I’ve heard it said in this riding and others in Alberta that one could run a bag of potatoes under a Tory-blue banner and it would still get the most votes. We know of one letter writer to our publication who regards Storseth as having done as much for the riding as a bag of potatoes, a claim the candidate passionately refuted during our telephone interview during the campaign.
For good or for ill, Mr. Storseth received a mandate from the voters of this riding to return to Ottawa to represent us all, and we offer our congratulations to him. Did some vote for the man blindly, having never peeled back the veil of the Conservative platform and compared it with an honest assessment of the others? Did some vote for Storseth based solely on his party or his leader and not the man himself? Absolutely. Brand loyalty is developed early and political parties are as much a brand for some of us as Ford and Dodge, Coke and Pepsi.
But blind choice is not the exclusive domain of Conservative voters.
Many voters in this riding voted blindly for NDP candidate Lyndsey Ellen Henderson, a candidate-in-name-only who would not speak to media, who would not participate in the campaign process and who was not available for calls on election night. Swept up on a tide of orange, many people in this riding cast their vote to send someone to Ottawa to represent all of us who couldn’t be bothered to talk to any of us during the election. It seems Henderson’s purpose in this election was to serve as an orange piggy bank into which tax payers could deposit the money each of the federal parties get for each vote. The NDP will get more than 5,000 of those shiny twoonies this go round.
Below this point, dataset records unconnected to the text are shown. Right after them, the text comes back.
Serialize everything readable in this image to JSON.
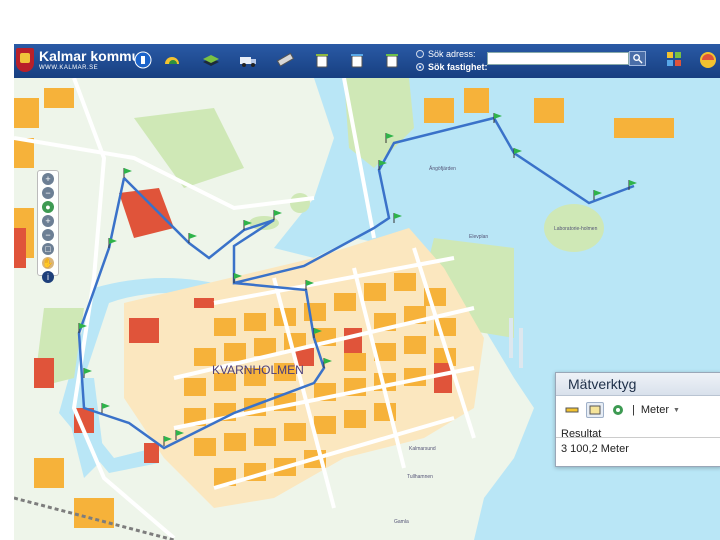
{
  "app": {
    "title": "Kalmar kommun",
    "url": "WWW.KALMAR.SE"
  },
  "toolbar": {
    "tools": [
      {
        "name": "map-layers-icon",
        "color": "#f2c230"
      },
      {
        "name": "layers-stack-icon",
        "color": "#7ac143"
      },
      {
        "name": "truck-icon",
        "color": "#e8eef8"
      },
      {
        "name": "ruler-icon",
        "color": "#d8d8d8"
      },
      {
        "name": "bin-icon",
        "color": "#ffffff"
      },
      {
        "name": "bin-recycle-icon",
        "color": "#58a7e8"
      },
      {
        "name": "bin-green-icon",
        "color": "#6cbf4a"
      }
    ]
  },
  "search": {
    "address_label": "Sök adress:",
    "property_label": "Sök fastighet:",
    "selected": "property",
    "input_value": "",
    "go_icon": "search-icon"
  },
  "map": {
    "labels": {
      "district": "KVARNHOLMEN",
      "l1": "Ängöfjärden",
      "l2": "Laboratorie-holmen",
      "l3": "Kalmarsund",
      "l4": "Tullhamnen",
      "l5": "Elevplan",
      "l6": "Gamla"
    },
    "colors": {
      "water": "#b9e6f6",
      "land": "#eef5ea",
      "park": "#cfe8b6",
      "block": "#fbe7bf",
      "building": "#f6b23a",
      "public": "#e0543a",
      "route": "#3a72c9",
      "flag": "#2fb34a"
    }
  },
  "zoom_tools": [
    "zoom-in-icon",
    "zoom-out-icon",
    "globe-icon",
    "zoom-in-icon",
    "zoom-out-icon",
    "zoom-box-icon",
    "pan-hand-icon",
    "info-icon"
  ],
  "measure": {
    "title": "Mätverktyg",
    "separator": "|",
    "unit": "Meter",
    "result_label": "Resultat",
    "result_value": "3 100,2 Meter"
  }
}
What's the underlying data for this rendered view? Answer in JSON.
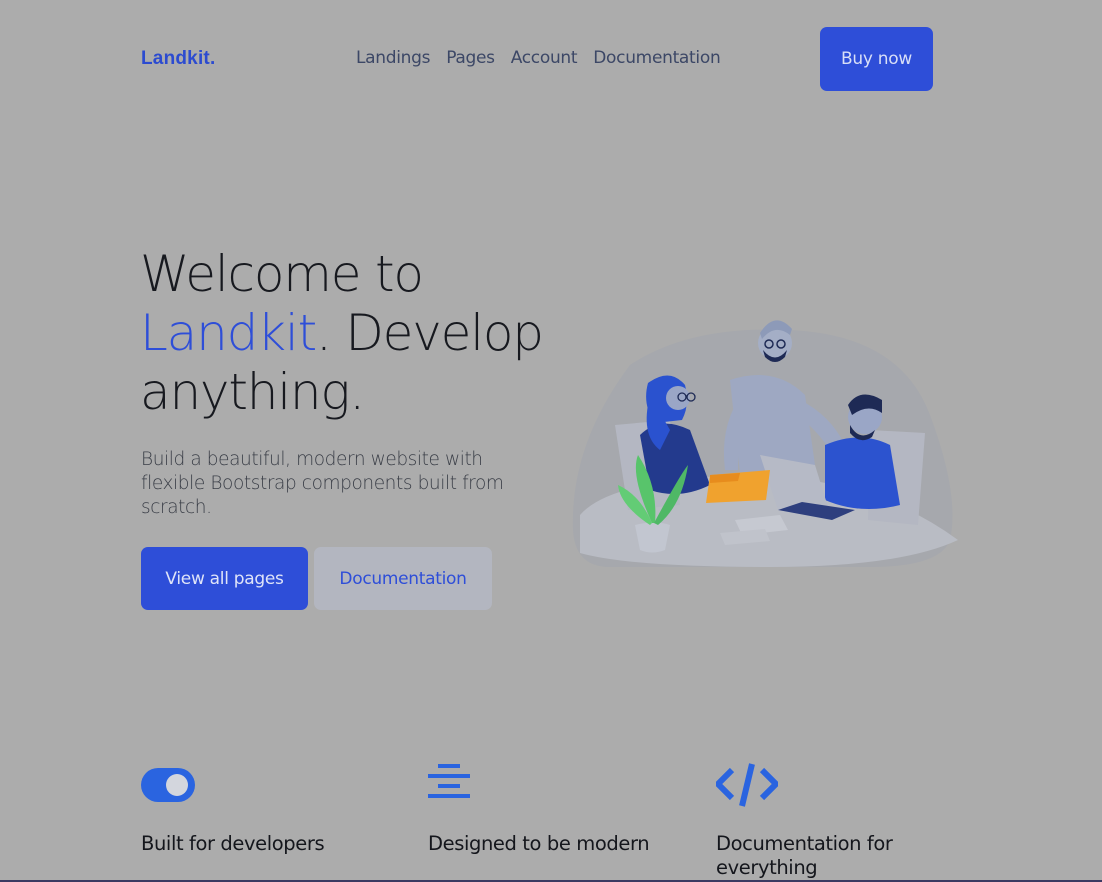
{
  "navbar": {
    "brand": "Landkit.",
    "links": [
      "Landings",
      "Pages",
      "Account",
      "Documentation"
    ],
    "cta": "Buy now"
  },
  "hero": {
    "title_line1": "Welcome to",
    "title_accent": "Landkit",
    "title_rest": ". Develop",
    "title_line3": "anything.",
    "subtitle": "Build a beautiful, modern website with flexible Bootstrap components built from scratch.",
    "primary_button": "View all pages",
    "secondary_button": "Documentation"
  },
  "features": [
    {
      "icon": "toggle-icon",
      "title": "Built for developers"
    },
    {
      "icon": "align-center-icon",
      "title": "Designed to be modern"
    },
    {
      "icon": "code-icon",
      "title": "Documentation for everything"
    }
  ],
  "colors": {
    "background": "#acacac",
    "brand": "#2e4ed8",
    "text": "#17191f"
  }
}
The Liberals and the Greens were unable to make much of a dent in a riding that loves canola but rejects granola or at least those they suspect as granola eaters. Fair enough. While it is unlikely many voters took a thorough assessment of the policies and platforms of the Liberals and Greens, parties that garnered fewer votes this time than last, at least Fox and Grant, like Storseth, made an effort to earn our votes by door knocking, taking interviews and participating in forums. Not so Ms. Henderson who was rewarded with nearly 12 per cent of this riding’s vote for exactly zero per cent of the participation.
While some voters may be moaning over the size of Storseth’s and the Conservative Party’s majority, the real shame in this election, at least locally, is that more than 5,000 electors (more than one in ten voters) in Westlock-St. Paul were prepared to send a candidate to Ottawa who couldn’t be bothered to show up for the race.
All politics is local and yet so many of us seem to vote for the leader rather than the Member of Parliament.
Voting is not like betting on the ponies. You do not need to put your money on the horse that’s most likely to win. You put your money on the candidate who you feel will best represent you and your community in Ottawa. But in order for the voter to do that, the candidate needs to participate.
Sadly, for 12 per cent of voters in this riding, showing up for the job interview is not a prerequisite to giving an endorsement for the job.
Perhaps it’s time the system was revised. If there is support to make it mandatory for voters to vote, perhaps it’s time to make it mandatory for candidates to campaign.